Religiöses Bewusstsein und Politische Ordnung. Eine Kritik von Eric Voegelins Bewusstseinsphilosophie

Eckhart Arnold

1 Vorwort zur Buchausgabe
2 Einleitung
3 Die Grundzüge von Voegelins Philosophie
4 Voegelins Bewusstseinsphilosophie („Anamnesis“ - Teil I)
5 „Was ist politische Realität?“ (Anamnesis - Teil III)
    5.1 Naturwissenschaft und Politikwissenschaft
    5.2 Voegelins Begriff der Realität
        5.2.1 Die „Spannung zum Grund“ als Ursprung der Ordnung
        5.2.2 Die „noetische“ Exegese bei Aristoteles
        5.2.3 Der Begriff der politischen Realität
    5.3 Kritik von Voegelins Realitätsbegriff
    5.4 Die Theorie der sprachlichen Indizes
    5.5 Kritik von Voegelins Sprachtheorie
    5.6 Die Stufen des Ordnungswissens
    5.7 Kritik von Voegelins Bodin- und Camus-Deutung
    5.8 Der Leib-Geist-Dualismus in der Theorie der Politik
    5.9 Kritik: Die Unerheblichkeit des Leib-Geist Dualismus
    5.10 „Common Sense“ als kompaktes Ordnungswissen
    5.11 Kritik: „Common Sense“ ist kein Ordnungswissen
    5.12 Fazit
6 Ergebnis: Das Scheitern von Voegelins Bewusstseinsphilosophie
7 Die Schlüsselfrage: Braucht Politik spirituelle Grundlagen?
8 Was bleibt von Eric Voegelin?
9 Literatur

5.2.1 Die „Spannung zum Grund“ als Ursprung der Ordnung

Politische Ordnung entspringt Voegelin zufolge in letzter Instanz einer inneren Erfahrung des Menschen, der Erfahrung, geordnet zu sein „durch die Spannung zum göttlichen Grund seiner Existenz“.[232] Von dieser Erfahrung „strahlen“ in einer nicht näher spezifizierten Weise „die Interpretationen gesellschaftlicher Ordnung aus“.[233] Da diese Erfahrung nicht gegenständlich ist (ähnlich, vermutlich, wie auch eine Stimmung oder das Lebensgefühl eines Menschen nicht gegenständlich sind), kann es „kein sogenanntes intersubjektives Wissen“[234] von der richtigen Ordnung geben, was Voegelin später jedoch nicht im Geringsten daran hindert, strikt auf der intersubjektiven Verbindlichkeit dieser Ordnung zu bestehen.[235] Im Ringen um einen angemessenen Ausdruck für diese innere Erfahrung, welches Anlass für die verschiedensten Interpretationen der richtigen Ordnung gibt, erblickt Voegelin den Ursprung von „Spannungen in der politischen Realität“.[236] So vielfältig die Interpretationen der Ordnung auch sind, so ist ihnen doch gemeinsam, dass sie alle nur von einem Grund der Ordnung ausgehen, selbst dann, wenn, wie zur Zeit des Aristoteles, das Faktum einer Interpretationsvielfalt schon bekannt ist.

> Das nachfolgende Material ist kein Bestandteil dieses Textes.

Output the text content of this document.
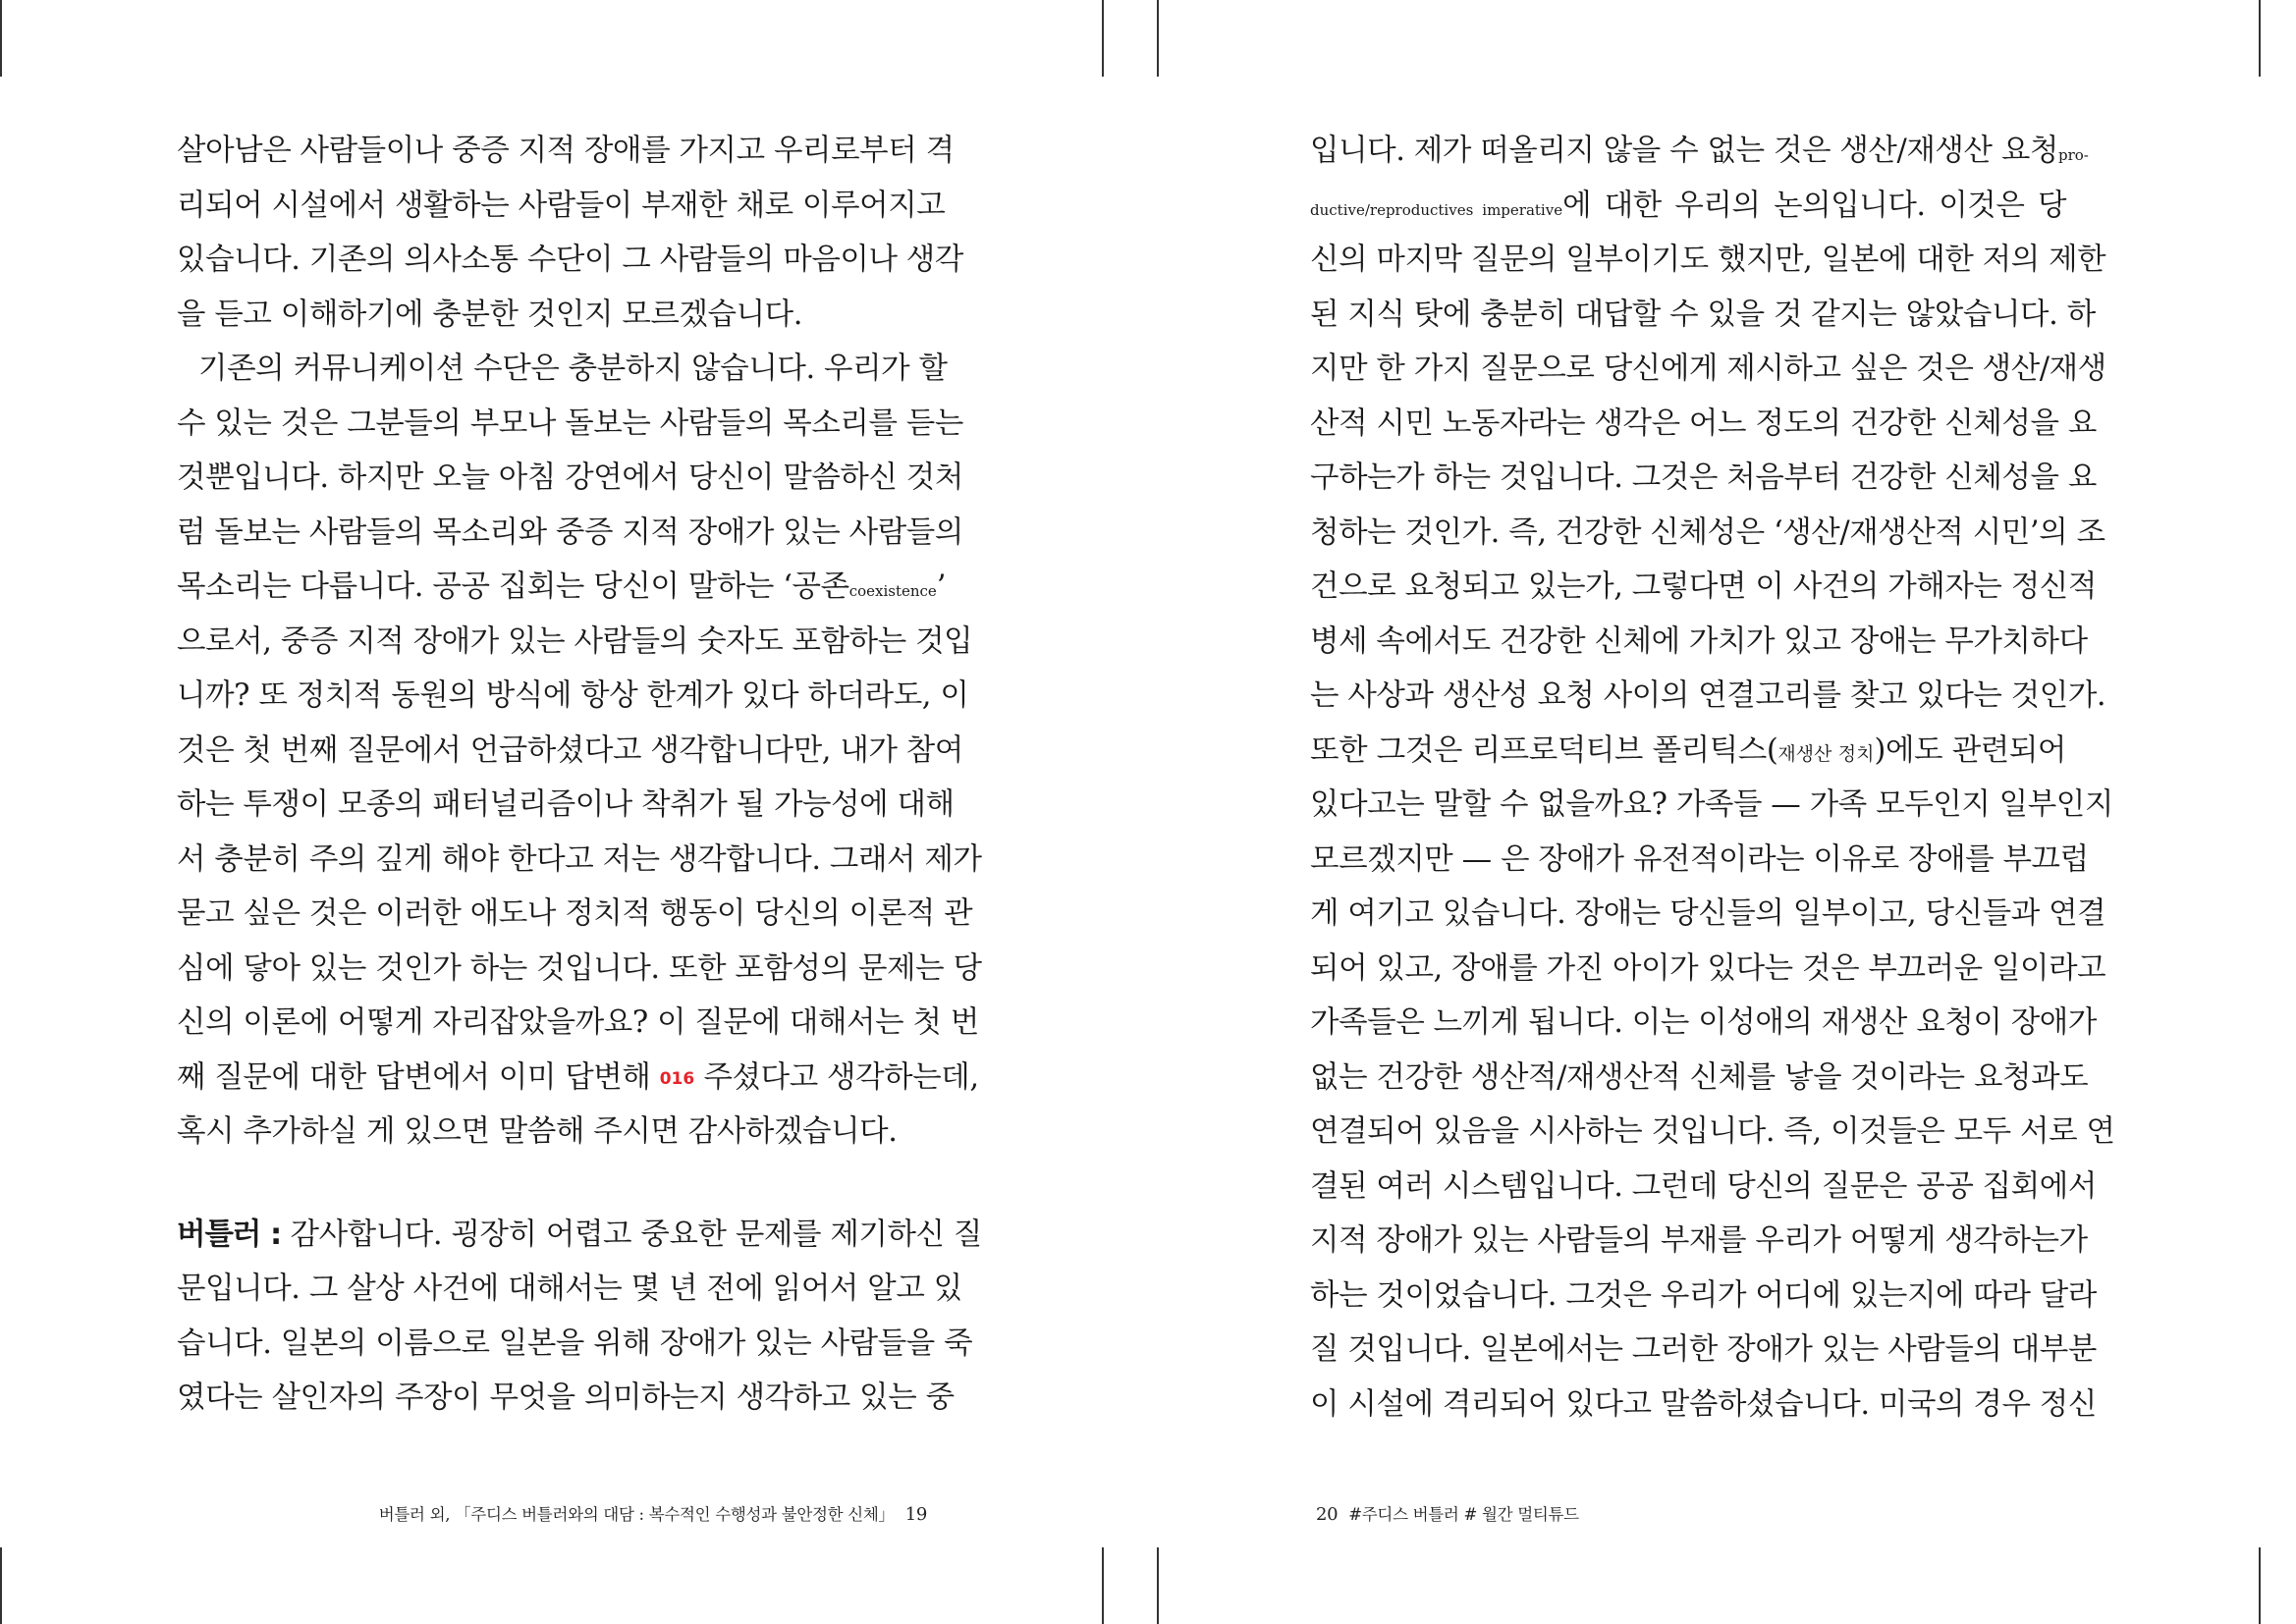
살아남은 사람들이나 중증 지적 장애를 가지고 우리로부터 격
리되어 시설에서 생활하는 사람들이 부재한 채로 이루어지고
있습니다. 기존의 의사소통 수단이 그 사람들의 마음이나 생각
을 듣고 이해하기에 충분한 것인지 모르겠습니다.
기존의 커뮤니케이션 수단은 충분하지 않습니다. 우리가 할
수 있는 것은 그분들의 부모나 돌보는 사람들의 목소리를 듣는
것뿐입니다. 하지만 오늘 아침 강연에서 당신이 말씀하신 것처
럼 돌보는 사람들의 목소리와 중증 지적 장애가 있는 사람들의
목소리는 다릅니다. 공공 집회는 당신이 말하는 ‘공존coexistence’
으로서, 중증 지적 장애가 있는 사람들의 숫자도 포함하는 것입
니까? 또 정치적 동원의 방식에 항상 한계가 있다 하더라도, 이
것은 첫 번째 질문에서 언급하셨다고 생각합니다만, 내가 참여
하는 투쟁이 모종의 패터널리즘이나 착취가 될 가능성에 대해
서 충분히 주의 깊게 해야 한다고 저는 생각합니다. 그래서 제가
묻고 싶은 것은 이러한 애도나 정치적 행동이 당신의 이론적 관
심에 닿아 있는 것인가 하는 것입니다. 또한 포함성의 문제는 당
신의 이론에 어떻게 자리잡았을까요? 이 질문에 대해서는 첫 번
째 질문에 대한 답변에서 이미 답변해 016 주셨다고 생각하는데,
혹시 추가하실 게 있으면 말씀해 주시면 감사하겠습니다.
버틀러 : 감사합니다. 굉장히 어렵고 중요한 문제를 제기하신 질
문입니다. 그 살상 사건에 대해서는 몇 년 전에 읽어서 알고 있
습니다. 일본의 이름으로 일본을 위해 장애가 있는 사람들을 죽
였다는 살인자의 주장이 무엇을 의미하는지 생각하고 있는 중
버틀러 외, 「주디스 버틀러와의 대담 : 복수적인 수행성과 불안정한 신체」 19
입니다. 제가 떠올리지 않을 수 없는 것은 생산/재생산 요청pro-
ductive/reproductives imperative에 대한 우리의 논의입니다. 이것은 당
신의 마지막 질문의 일부이기도 했지만, 일본에 대한 저의 제한
된 지식 탓에 충분히 대답할 수 있을 것 같지는 않았습니다. 하
지만 한 가지 질문으로 당신에게 제시하고 싶은 것은 생산/재생
산적 시민 노동자라는 생각은 어느 정도의 건강한 신체성을 요
구하는가 하는 것입니다. 그것은 처음부터 건강한 신체성을 요
청하는 것인가. 즉, 건강한 신체성은 ‘생산/재생산적 시민’의 조
건으로 요청되고 있는가, 그렇다면 이 사건의 가해자는 정신적
병세 속에서도 건강한 신체에 가치가 있고 장애는 무가치하다
는 사상과 생산성 요청 사이의 연결고리를 찾고 있다는 것인가.
또한 그것은 리프로덕티브 폴리틱스(재생산 정치)에도 관련되어
있다고는 말할 수 없을까요? 가족들 — 가족 모두인지 일부인지
모르겠지만 — 은 장애가 유전적이라는 이유로 장애를 부끄럽
게 여기고 있습니다. 장애는 당신들의 일부이고, 당신들과 연결
되어 있고, 장애를 가진 아이가 있다는 것은 부끄러운 일이라고
가족들은 느끼게 됩니다. 이는 이성애의 재생산 요청이 장애가
없는 건강한 생산적/재생산적 신체를 낳을 것이라는 요청과도
연결되어 있음을 시사하는 것입니다. 즉, 이것들은 모두 서로 연
결된 여러 시스템입니다. 그런데 당신의 질문은 공공 집회에서
지적 장애가 있는 사람들의 부재를 우리가 어떻게 생각하는가
하는 것이었습니다. 그것은 우리가 어디에 있는지에 따라 달라
질 것입니다. 일본에서는 그러한 장애가 있는 사람들의 대부분
이 시설에 격리되어 있다고 말씀하셨습니다. 미국의 경우 정신
20 #주디스 버틀러 # 월간 멀티튜드
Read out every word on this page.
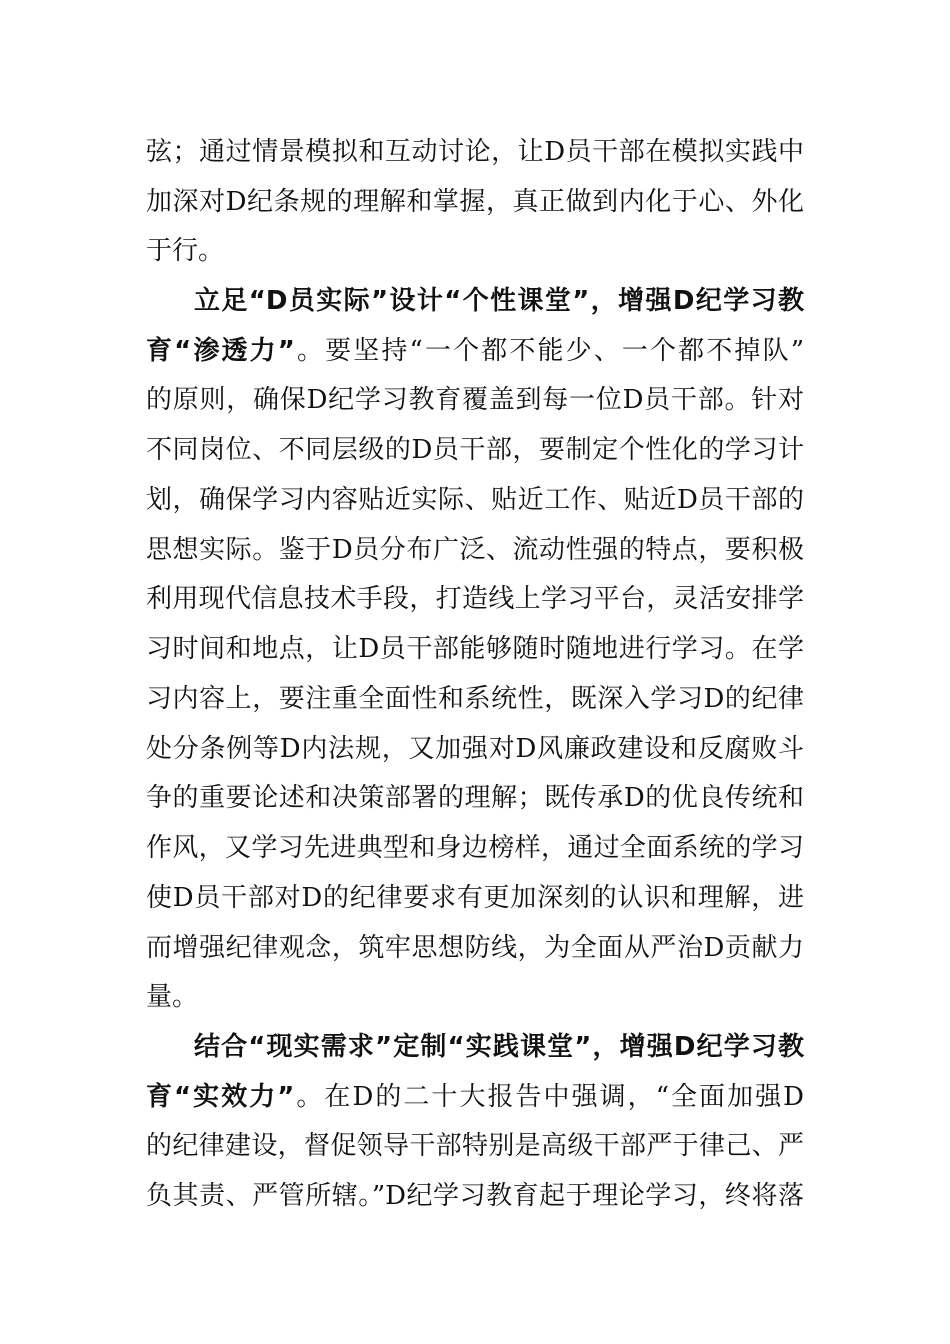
弦；通过情景模拟和互动讨论，让D员干部在模拟实践中
加深对D纪条规的理解和掌握，真正做到内化于心、外化
于行。
立足“D员实际”设计“个性课堂”，增强D纪学习教
育“渗透力”。要坚持“一个都不能少、一个都不掉队”
的原则，确保D纪学习教育覆盖到每一位D员干部。针对
不同岗位、不同层级的D员干部，要制定个性化的学习计
划，确保学习内容贴近实际、贴近工作、贴近D员干部的
思想实际。鉴于D员分布广泛、流动性强的特点，要积极
利用现代信息技术手段，打造线上学习平台，灵活安排学
习时间和地点，让D员干部能够随时随地进行学习。在学
习内容上，要注重全面性和系统性，既深入学习D的纪律
处分条例等D内法规，又加强对D风廉政建设和反腐败斗
争的重要论述和决策部署的理解；既传承D的优良传统和
作风，又学习先进典型和身边榜样，通过全面系统的学习
使D员干部对D的纪律要求有更加深刻的认识和理解，进
而增强纪律观念，筑牢思想防线，为全面从严治D贡献力
量。
结合“现实需求”定制“实践课堂”，增强D纪学习教
育“实效力”。在D的二十大报告中强调，“全面加强D
的纪律建设，督促领导干部特别是高级干部严于律己、严
负其责、严管所辖。”D纪学习教育起于理论学习，终将落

Daraus schließt Voegelin, dass es auch tatsächlich nur einen Ordnungsgrund gibt. Dieser Schluss ist jedoch aus mehreren Gründen fragwürdig: Erstens lässt sich der Befund des Glaubens an einen einzigen (transzendenten) Grund schwer mit polytheistischen Religionen oder mit naturphilosophischen Elementelehren, die mehr als ein Element annehmen (z.B. die vier Elemente Feuer, Wasser, Erde, Luft bei Empedokles), vereinbaren.[237] Zweitens unterscheiden sich die Interpretationen, die einen einzigen Grund annehmen, zum Teil sehr stark voneinander hinsichtlich der Eigenschaften dieses Grundes. Es bleibt daher sehr fraglich, ob in den unterschiedlichen Interpretionen derselbe Grund gemeint ist. Drittens folgt daraus, dass es den Glauben an einen einzigen Grund gibt, weder dass dieser Grund existiert, noch dass es auch in Wirklichkeit nur ein einziger ist.

[232] Voegelin, Anamnesis, S. 287.

[233] Voegelin, Anamnesis, S. 287.

[234] Voegelin, Anamnesis, S. 287.

[235] Vgl. beispielsweise Voegelin, Anamnesis, S. 348-350.

[236] Voegelin, Anamnesis, S. 288.

[237] Es kann berechtigterweise in Zweifel gezogen werden, ob es bei den Elementelehren der Vorsokratiker um die Bestimmung eines Ordnungs-grundes geht. Aber im Zusammenhang der Voegelinschen Interpretation der Philosophiegeschichte wäre diese Annahme konsequent.